Целительная рука отстранилась, чернобровая ласково и извинительно улыбнулась и ушла на зовущий голос.
Машенька... К нему опять подходила Машенька. Почему же он принимает ее за Лену? Почему же вид ее, близость ее вызывают те же, казалось бы, единственные святые чувства, которые способно порождать только присутствие Лены? Разве ладно так?
Кто окликнул? Куда пошла Машенька?
Никуда не пошла, всего лишь повернулась к соседней кровати. Малыгин заговорил. Это он позвал сестрицу. Поразительно! После того припадка с неистовым «Не надо!!!» он опять молчал. Какой там разговор — парень в ящик едва не сыграл: переливание крови, кислород, камфора, морфий... Вытянули.
Машенька склонилась над Малыгиным.
— Что, Ваня?
Малыгин обратил к ней тусклые зрачки, спросил:
— Сестра, обход был?
— Был уже. Спал ты, не стали тревожить. Тебе плохо, да? Дай-ка, родненький...
Она присела с краю постели, прихватила пальчиками запястье лежащей поверх одеяла руки, чутко слушала пульсирующее шевеление жилки. В минутной паузе, мило пришептывая, считала. Порадовалась:
— Восемьдесят!
Малыгин облизнул сухие чешуйки на губах.
— Хочешь попить? Давай попою, — Машенька дотянулась до симпатичного лендлизовского поильника с длинным тонким носиком (партию американских эмалированных поильников и подкроватных посудин выколотил где-то на днях начхоз Валиев), продвинула ладонь под затылок Малыгина, вставила рожок в его иссохшие, землисто затвердевшие губы. Малыгин захмелел от свежести, закрывая глаза, спросил:
— Замполит... Его Иван Сергеевич звать? Да? Он... был на обходе?
— Поговорить хочешь? Я скажу ему.
— Спасибо. Не надо... Сестра, когда это было? Перепуталось все... Вчера, позавчера?

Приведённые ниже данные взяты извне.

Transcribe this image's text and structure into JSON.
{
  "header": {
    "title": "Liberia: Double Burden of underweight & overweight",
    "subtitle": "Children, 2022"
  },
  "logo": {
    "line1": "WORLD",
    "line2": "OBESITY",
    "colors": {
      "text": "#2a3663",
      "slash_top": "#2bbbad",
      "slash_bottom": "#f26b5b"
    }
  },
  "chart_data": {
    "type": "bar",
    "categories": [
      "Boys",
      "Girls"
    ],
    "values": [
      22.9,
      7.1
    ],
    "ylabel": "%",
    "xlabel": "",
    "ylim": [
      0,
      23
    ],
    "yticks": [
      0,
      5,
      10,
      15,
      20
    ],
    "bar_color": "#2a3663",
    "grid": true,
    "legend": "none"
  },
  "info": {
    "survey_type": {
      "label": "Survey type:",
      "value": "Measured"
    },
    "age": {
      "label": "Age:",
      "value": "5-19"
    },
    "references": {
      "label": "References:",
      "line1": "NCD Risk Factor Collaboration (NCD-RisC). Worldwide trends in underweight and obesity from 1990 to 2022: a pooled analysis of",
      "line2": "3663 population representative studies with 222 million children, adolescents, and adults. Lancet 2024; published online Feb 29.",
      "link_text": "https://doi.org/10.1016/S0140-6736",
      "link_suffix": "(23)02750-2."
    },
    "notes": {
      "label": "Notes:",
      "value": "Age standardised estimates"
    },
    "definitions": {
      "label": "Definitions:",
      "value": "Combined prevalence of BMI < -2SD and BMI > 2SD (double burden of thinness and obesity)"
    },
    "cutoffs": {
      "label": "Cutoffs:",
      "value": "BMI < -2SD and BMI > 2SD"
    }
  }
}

От Машеньки, казалось, исходило коронирующее свечение — настолько она была обрадована. Человек выкарабкивался из пустой запредельности, входил в оставленную было им жизнь, и это поразительное явление восторженно трогало отзывчивую сестрицу. Не поняв вопроса Малыгина, она спросила:
— Ты о чем, Ваня?
— Иван Сергеевич с тем вон... которому ногу... Майор обо мне что-то сказал. Не слышала?
Малыгин с надеждой следил за выражением Машенькиного лица. Машенька досадует, не может понять — о чем Малыгин. Много чего она тут слышит. Василий Федорович, Курочка этот, и те выздоравливающие... Такие охальники. Как только язык не опухнет.
Смыслов уловил замешательство сестры, пришел на выручку:
— Я с-слышал.
Машенька обрадовалась пришедшей помощи, и не только потому, что она вывела из затруднения, порадовало и другое, и она вслух выразила эту радость:
— Познакомьтесь, поговорите. Сколько дней лежите рядом — и все молчком, молчком.
В самый раз бы пожать руку соседу, да не дотянуться тому левой, а эта, что ближе к Смыслову, — полено поленом, только измазанные белым, как у маляра, пальцы торчат из окаменевшего кокона. Для начала Смыслов назвал себя:
— Агафон Смыслов.
Машенька удивленно шевельнула бровями. Какое странное имя. Думала, что такие только в захолустье дают. Отца Карпом звали, маминого мужа, который у нее раньше был, умер который, — Ферапонтом, был еще в деревне Артамон, в кузнице работал...
Что-то такое и Малыгину подумалось. Едва приметно веселея глазами, сказал:
— Тут русский дух, тут Русью пахнет.